COLUMN-China’s weak commodity imports set to improve, but risks abound (Russell)

Band Clyde Russel

LAUNCESTON, Australia, July 14 (Reuters)Chinese imports of most major commodities were shockingly weak in June, but the weak performance is more a lesson in history than an indicator of future demand from the world’s biggest buyer of natural resources.

Crude oil imports fell to a nearly four-year low in June, at 8.72 million barrels per day (bpd), down 19% from May and 11% below the June level of last year, according to data released Wednesday General Administration of Customs.

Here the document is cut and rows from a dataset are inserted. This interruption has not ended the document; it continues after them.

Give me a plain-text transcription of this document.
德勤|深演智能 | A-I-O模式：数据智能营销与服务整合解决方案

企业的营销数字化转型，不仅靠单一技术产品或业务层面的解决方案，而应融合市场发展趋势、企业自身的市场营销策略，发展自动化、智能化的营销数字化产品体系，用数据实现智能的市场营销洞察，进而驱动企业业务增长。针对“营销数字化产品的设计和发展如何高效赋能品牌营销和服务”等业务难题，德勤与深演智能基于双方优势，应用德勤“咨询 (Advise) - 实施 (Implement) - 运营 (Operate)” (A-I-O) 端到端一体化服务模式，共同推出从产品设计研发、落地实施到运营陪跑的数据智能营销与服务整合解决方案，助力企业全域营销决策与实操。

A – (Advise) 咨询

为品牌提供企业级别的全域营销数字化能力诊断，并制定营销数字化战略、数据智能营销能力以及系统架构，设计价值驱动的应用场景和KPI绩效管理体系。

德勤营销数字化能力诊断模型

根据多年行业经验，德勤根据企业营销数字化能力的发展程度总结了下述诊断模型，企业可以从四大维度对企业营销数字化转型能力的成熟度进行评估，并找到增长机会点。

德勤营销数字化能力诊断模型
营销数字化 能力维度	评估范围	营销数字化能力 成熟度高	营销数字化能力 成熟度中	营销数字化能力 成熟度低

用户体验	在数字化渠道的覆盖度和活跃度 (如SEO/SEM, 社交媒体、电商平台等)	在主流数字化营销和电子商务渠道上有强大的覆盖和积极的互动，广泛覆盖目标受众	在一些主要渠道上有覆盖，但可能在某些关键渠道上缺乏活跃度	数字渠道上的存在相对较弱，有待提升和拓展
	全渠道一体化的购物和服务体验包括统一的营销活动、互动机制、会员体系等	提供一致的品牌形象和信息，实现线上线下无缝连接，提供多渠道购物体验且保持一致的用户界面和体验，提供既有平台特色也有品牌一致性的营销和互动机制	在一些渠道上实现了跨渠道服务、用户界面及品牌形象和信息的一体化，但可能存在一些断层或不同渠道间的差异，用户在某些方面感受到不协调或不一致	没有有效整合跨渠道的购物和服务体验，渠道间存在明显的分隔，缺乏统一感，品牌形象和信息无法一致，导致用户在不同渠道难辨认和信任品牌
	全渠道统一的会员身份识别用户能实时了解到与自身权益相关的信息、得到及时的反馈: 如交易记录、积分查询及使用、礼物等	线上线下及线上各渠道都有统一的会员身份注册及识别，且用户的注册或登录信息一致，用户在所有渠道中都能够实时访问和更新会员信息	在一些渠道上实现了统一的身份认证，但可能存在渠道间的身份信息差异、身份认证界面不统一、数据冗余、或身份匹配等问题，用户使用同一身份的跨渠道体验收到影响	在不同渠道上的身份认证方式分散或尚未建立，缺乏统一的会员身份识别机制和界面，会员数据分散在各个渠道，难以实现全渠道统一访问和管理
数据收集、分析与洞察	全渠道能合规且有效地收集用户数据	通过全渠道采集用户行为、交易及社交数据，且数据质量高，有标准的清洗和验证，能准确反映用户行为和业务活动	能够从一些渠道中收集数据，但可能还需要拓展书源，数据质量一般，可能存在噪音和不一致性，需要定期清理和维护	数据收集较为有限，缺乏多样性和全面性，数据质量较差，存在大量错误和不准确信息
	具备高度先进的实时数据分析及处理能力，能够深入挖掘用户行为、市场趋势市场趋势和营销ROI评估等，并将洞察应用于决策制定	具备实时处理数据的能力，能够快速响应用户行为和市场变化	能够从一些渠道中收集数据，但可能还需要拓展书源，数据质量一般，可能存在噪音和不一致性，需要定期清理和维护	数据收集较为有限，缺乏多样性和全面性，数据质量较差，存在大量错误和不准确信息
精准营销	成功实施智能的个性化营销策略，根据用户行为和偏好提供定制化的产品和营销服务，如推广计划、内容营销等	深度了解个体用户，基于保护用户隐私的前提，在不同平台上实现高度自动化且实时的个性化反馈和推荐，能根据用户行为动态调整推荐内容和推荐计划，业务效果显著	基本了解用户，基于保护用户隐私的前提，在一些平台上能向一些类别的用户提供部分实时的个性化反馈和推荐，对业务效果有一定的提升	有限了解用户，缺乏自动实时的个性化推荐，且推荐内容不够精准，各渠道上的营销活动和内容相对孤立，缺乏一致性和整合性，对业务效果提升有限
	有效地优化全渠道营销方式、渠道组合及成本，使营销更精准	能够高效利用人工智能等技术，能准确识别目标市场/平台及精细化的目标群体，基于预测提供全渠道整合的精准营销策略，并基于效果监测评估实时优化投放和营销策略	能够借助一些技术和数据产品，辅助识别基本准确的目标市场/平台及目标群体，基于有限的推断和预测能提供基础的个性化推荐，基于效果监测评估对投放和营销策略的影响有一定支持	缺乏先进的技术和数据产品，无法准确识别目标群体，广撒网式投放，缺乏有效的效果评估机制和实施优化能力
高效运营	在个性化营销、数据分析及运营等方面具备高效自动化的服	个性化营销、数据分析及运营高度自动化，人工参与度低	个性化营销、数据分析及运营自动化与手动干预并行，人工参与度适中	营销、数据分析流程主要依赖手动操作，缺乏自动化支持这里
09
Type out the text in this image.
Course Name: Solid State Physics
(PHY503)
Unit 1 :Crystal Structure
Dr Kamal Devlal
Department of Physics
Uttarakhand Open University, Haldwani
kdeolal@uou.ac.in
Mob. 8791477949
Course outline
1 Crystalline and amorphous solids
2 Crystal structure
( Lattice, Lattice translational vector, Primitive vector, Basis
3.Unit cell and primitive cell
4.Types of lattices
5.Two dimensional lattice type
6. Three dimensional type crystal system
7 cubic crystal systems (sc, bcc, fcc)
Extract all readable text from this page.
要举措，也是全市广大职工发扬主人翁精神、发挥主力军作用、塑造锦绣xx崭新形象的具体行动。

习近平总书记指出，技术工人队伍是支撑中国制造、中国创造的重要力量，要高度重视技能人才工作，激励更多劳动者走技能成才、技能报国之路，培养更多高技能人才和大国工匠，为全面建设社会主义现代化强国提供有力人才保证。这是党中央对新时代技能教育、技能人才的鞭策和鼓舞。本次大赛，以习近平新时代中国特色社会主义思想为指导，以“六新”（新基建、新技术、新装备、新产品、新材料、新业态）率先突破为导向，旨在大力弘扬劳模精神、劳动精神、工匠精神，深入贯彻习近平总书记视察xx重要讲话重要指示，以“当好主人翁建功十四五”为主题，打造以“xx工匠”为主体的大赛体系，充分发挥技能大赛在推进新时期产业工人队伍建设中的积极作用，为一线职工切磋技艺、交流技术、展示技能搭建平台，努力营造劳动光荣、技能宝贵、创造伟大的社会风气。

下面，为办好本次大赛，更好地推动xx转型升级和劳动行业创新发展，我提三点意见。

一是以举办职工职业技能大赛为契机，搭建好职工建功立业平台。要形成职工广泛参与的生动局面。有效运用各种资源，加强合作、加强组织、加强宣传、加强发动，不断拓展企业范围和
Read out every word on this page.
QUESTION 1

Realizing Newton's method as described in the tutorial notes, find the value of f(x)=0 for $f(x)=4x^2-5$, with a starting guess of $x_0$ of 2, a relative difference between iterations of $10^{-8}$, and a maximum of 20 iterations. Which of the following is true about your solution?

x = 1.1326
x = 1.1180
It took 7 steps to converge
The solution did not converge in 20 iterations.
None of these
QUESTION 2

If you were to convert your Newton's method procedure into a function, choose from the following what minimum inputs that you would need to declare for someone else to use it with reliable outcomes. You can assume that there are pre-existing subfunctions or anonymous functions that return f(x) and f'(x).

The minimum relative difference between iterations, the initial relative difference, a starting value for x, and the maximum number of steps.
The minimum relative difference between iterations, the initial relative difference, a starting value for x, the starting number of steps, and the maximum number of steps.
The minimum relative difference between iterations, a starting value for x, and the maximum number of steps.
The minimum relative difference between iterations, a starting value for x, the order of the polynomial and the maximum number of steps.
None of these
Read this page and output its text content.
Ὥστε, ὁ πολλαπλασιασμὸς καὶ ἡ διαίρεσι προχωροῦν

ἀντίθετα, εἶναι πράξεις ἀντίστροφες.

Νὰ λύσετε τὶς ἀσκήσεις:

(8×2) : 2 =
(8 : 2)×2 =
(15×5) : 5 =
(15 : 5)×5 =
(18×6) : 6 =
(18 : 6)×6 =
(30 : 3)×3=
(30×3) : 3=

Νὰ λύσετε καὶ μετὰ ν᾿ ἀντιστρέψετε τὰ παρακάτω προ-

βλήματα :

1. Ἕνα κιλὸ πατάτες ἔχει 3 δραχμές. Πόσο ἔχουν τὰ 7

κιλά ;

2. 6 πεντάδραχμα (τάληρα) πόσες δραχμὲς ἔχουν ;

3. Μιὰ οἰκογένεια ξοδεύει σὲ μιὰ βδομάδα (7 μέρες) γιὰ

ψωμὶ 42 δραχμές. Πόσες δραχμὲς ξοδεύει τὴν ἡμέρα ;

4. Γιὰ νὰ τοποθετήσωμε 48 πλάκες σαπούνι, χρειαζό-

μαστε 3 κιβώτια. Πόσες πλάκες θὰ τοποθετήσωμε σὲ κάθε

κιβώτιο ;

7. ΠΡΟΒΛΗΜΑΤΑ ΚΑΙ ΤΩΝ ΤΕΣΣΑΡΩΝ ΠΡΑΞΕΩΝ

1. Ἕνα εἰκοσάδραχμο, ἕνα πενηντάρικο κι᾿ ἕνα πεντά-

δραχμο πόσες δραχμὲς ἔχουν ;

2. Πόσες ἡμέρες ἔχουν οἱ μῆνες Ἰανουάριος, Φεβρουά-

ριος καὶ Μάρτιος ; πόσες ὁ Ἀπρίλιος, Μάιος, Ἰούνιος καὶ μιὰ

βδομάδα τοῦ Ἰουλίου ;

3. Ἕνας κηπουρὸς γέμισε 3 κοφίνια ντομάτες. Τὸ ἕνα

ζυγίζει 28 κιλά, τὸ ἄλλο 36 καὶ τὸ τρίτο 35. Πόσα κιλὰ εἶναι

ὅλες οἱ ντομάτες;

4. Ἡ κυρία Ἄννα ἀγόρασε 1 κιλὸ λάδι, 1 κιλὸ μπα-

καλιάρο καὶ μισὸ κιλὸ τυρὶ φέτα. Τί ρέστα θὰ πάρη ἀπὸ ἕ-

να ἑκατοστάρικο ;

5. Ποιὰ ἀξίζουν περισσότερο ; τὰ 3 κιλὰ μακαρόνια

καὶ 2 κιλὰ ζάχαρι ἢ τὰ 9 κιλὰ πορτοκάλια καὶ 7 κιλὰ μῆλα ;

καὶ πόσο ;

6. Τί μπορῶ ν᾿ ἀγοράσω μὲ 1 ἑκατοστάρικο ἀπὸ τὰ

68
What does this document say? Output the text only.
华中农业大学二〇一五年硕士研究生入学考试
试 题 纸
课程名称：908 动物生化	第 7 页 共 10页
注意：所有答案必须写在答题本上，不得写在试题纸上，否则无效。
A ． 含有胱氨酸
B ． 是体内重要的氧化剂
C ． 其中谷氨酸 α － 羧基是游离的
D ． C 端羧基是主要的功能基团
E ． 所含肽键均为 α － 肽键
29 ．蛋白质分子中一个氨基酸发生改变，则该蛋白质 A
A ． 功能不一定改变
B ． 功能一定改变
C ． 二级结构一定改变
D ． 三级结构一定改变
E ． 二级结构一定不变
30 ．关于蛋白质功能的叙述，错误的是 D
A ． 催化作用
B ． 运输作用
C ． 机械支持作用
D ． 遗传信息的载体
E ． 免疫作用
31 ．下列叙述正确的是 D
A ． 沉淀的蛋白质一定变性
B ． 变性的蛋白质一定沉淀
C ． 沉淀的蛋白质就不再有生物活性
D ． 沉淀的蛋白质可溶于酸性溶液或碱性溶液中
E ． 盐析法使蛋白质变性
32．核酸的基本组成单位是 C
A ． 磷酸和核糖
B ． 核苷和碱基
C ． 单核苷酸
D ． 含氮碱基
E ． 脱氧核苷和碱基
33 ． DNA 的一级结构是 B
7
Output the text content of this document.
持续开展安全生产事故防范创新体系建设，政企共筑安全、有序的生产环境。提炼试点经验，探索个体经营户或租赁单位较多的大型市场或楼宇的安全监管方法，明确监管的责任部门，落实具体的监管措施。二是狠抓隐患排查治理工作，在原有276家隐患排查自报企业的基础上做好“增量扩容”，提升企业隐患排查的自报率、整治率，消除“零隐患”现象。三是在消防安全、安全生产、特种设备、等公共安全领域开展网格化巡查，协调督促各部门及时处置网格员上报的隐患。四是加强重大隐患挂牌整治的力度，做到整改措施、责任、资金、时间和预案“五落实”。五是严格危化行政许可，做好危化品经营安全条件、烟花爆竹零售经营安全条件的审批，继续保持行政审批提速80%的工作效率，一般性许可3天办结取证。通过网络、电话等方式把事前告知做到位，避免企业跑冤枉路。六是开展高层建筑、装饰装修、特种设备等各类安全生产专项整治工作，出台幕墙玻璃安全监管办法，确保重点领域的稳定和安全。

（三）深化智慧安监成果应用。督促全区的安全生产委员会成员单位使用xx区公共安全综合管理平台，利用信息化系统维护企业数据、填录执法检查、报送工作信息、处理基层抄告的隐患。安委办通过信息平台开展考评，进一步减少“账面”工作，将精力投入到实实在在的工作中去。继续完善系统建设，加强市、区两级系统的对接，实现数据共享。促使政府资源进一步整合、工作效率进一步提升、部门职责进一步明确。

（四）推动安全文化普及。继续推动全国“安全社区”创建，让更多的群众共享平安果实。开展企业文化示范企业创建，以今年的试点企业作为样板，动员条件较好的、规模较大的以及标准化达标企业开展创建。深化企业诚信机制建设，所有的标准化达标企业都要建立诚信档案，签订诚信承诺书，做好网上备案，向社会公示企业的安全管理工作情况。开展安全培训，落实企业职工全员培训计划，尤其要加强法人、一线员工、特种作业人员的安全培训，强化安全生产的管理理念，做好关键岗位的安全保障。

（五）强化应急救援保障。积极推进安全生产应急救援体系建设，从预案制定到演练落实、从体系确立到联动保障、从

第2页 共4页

For the first half of the year, crude imports are down 3.1%, while exports of refined fuels are down 40.7% from the first six months of 2021.

Imports of natural gas by pipeline and in the form of liquefied natural gas (LNG) fell 3.9% in June compared to May and 14.6% compared to the previous month, to fall by 10% in the first half 2022.

Coal imports amounted to 18.98 million tonnes, down 7.6% from May and 33.2% from June 2021, with arrivals for the first half down 17.5% below the level of the same period last year.

Iron ore imports amounted to 88.97 million tonnes, down 3.84% from the previous month and 0.5% from June last year, leaving arrivals since the beginning of the year 4.4% below those of the first half of 2021.

Only copper looks somewhat positive with June imports of raw copper at 537,698 tonnes, up 15.5% from May and 25.5% from June 2021, with first half imports in 5.3% increase.

It may be tempting to view copper as China’s commodity import indicator, with gains to come as the economy reopens from earlier COVID-19 lockdowns, as the index shows. purchasing managers which returned to positive territory from 50.2 in June against 49.6 in May.

But it’s also worth noting that copper imports may have been boosted by the opening of the arbitrage window with the London Metal Exchange, meaning traders could sell at a higher price in Shanghai, encouraging as well as imports.

Another factor is that while China’s economy appears to be recovering, despite being threatened by further COVID-19 related lockdowns, the rest of the world is grappling with runaway inflation, energy insecurity and political tight monetary policy.

The situation in which the world’s second largest economy finds itself is now very different from that of the Western world and much of the developing world, which is feeling the pain caused by the Russian invasion of Ukraine and its subsequent disruption of flows world of raw materials.


The question for markets is whether China can indeed go it alone, stimulating its economy with infrastructure-focused stimulus spending and hoping that domestic consumers can offset some of the slowdown likely due to lower prices. exports of manufactured goods to the rest of the world.

Crude imports are certainly likely to pick up in the coming months, especially if no widespread lockdown is imposed, given new quotas granted to independent refiners, as well as new export allowances for refined fuels.

High prices have reduced imports of energy products and may continue to do so, with LNG and coal expected to remain at high levels amid war-induced fuel shortages in Ukraine.

LNG imports have been constrained by high spot prices, with incoming cargoes mostly purchased under long-term contracts.

Coal imports have also been limited due to strong domestic production and increased hydroelectricity generation, which have reduced the need for imported fuel to generate electricity.

Iron ore is also likely at an inflection point, with the market waiting to see if stimulus spending actually materializes and translates into a significant increase in demand for steel.

Overall, China is at a very different stage of its economic cycle compared to much of the rest of the world, and its commodity imports in the coming months may begin to reflect this contrast.